Secretory clusterin (sCLU) is a type of stress-induced, pro-survival glycoprotein elevated in early-stage cancer. It enhances cancer cell survival and is associated with several types of cancer progression. In this study, we measured the PI3K/AKT signaling activity by determining the phosphorylation level of the AKT protein, namely pAKT. A549 human non-small cell lung carcinoma (NSCLC) cells were treated with insulin-like growth factor-1 (IGF-1) for various periods of time. The results showed that IGF-1 activated the PI3K/AKT signaling pathway in the A549 cells in a time-dependent manner.

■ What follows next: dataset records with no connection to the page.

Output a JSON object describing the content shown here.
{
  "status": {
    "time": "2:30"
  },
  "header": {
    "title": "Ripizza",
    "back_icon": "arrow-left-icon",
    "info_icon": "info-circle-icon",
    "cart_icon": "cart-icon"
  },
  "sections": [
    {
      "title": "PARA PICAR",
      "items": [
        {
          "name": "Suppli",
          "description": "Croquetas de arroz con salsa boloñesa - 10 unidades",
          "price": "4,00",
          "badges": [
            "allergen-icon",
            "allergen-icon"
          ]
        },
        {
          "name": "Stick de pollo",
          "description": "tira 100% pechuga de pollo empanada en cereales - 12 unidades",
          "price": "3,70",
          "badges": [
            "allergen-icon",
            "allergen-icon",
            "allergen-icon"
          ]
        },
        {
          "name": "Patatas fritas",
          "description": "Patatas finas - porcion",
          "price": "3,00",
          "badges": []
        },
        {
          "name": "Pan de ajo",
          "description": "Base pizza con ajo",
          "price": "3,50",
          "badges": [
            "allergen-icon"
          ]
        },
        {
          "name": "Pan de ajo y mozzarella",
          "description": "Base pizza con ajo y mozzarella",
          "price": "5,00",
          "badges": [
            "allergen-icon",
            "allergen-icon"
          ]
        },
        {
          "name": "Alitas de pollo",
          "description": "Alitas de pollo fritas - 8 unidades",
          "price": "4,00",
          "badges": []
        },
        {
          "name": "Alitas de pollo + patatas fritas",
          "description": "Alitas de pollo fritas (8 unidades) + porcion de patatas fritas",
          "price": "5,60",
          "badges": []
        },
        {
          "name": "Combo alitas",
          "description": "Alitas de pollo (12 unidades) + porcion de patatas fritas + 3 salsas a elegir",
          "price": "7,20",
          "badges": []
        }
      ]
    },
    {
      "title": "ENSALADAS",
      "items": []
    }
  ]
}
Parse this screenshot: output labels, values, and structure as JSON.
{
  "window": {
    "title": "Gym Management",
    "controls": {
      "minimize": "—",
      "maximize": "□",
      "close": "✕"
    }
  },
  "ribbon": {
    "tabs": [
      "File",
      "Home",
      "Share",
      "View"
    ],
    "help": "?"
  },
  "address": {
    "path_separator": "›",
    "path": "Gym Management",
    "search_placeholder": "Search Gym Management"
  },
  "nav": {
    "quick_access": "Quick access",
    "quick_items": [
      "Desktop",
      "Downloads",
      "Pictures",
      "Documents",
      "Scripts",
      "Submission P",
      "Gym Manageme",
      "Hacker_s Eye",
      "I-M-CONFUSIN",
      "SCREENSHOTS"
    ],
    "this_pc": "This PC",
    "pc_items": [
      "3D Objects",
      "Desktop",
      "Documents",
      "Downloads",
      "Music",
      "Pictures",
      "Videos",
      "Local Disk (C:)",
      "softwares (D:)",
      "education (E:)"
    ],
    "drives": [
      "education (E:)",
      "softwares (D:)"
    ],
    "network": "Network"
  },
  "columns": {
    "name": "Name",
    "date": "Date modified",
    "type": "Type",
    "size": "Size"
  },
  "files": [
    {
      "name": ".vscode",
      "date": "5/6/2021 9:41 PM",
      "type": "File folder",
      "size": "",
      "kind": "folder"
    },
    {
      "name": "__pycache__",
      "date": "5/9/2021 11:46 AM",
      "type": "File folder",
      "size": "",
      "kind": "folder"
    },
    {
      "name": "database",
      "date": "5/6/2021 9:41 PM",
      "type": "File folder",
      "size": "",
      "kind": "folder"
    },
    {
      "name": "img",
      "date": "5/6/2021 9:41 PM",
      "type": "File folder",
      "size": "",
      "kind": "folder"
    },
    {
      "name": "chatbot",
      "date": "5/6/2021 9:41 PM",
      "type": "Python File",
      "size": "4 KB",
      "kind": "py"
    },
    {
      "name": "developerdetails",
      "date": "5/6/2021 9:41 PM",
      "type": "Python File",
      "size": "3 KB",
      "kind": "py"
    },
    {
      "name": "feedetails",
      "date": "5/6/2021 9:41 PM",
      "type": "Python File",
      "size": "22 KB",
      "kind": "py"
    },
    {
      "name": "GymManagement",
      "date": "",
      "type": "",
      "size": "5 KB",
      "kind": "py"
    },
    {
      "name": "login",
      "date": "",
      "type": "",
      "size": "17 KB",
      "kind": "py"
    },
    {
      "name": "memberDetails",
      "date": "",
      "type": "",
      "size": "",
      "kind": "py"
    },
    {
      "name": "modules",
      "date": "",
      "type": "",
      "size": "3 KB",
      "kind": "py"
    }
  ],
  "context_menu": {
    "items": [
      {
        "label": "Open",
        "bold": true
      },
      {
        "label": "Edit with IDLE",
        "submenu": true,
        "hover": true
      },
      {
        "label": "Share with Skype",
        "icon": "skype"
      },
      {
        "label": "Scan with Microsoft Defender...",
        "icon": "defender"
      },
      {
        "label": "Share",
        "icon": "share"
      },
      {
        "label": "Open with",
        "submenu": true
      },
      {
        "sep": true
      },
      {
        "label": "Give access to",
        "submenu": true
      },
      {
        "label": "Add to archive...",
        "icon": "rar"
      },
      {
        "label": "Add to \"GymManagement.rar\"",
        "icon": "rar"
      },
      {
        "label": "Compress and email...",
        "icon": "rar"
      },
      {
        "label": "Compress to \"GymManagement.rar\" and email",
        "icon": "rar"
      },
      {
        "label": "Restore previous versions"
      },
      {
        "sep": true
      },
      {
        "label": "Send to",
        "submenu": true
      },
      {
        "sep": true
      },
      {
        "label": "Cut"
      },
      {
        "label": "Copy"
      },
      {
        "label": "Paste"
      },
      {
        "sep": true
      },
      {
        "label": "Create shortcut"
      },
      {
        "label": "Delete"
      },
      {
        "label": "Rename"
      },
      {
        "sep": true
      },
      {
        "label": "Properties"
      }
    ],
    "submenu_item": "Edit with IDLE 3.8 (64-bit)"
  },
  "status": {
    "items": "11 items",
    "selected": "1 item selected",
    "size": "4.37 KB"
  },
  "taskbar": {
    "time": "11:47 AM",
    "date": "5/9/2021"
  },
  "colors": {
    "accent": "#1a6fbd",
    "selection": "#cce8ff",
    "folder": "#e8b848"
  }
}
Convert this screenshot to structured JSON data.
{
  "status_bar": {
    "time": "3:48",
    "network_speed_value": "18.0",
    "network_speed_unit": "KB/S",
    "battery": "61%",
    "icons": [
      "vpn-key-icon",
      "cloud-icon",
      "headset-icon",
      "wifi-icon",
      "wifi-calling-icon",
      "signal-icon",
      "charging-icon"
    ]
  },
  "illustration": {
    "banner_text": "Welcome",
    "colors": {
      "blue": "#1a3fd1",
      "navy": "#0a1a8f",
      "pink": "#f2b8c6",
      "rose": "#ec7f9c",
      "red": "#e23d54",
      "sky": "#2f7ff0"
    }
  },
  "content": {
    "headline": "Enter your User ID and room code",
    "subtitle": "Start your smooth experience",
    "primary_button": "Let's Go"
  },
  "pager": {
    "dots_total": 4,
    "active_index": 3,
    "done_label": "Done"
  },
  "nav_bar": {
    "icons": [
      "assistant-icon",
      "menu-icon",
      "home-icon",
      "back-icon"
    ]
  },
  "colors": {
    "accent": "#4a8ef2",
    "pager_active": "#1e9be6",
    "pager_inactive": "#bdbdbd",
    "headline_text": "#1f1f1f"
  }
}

Western blot analysis was performed to determine the expression of sCLU protein in A549 cells treated with IGF-1. IGF-1 elevated the expression of sCLU. To determine whether sCLU is required for the IGF-1 activation of the PI3K/AKT signaling pathway, the A549 cells were treated with IGF-1 and sCLU antisense oligonuleotide (sCLUASO). sCLUASO blocked the IGF-1 activation of the PI3K/AKT signaling pathway. These results demonstrate that IGF-1 activates the P13K/AKT signaling pathway via the upregulation of sCLU. The present study implies that this pathway may uncover a new mechanism for cancer progression and reveal new targets for drug development in the treatment of NSCLC.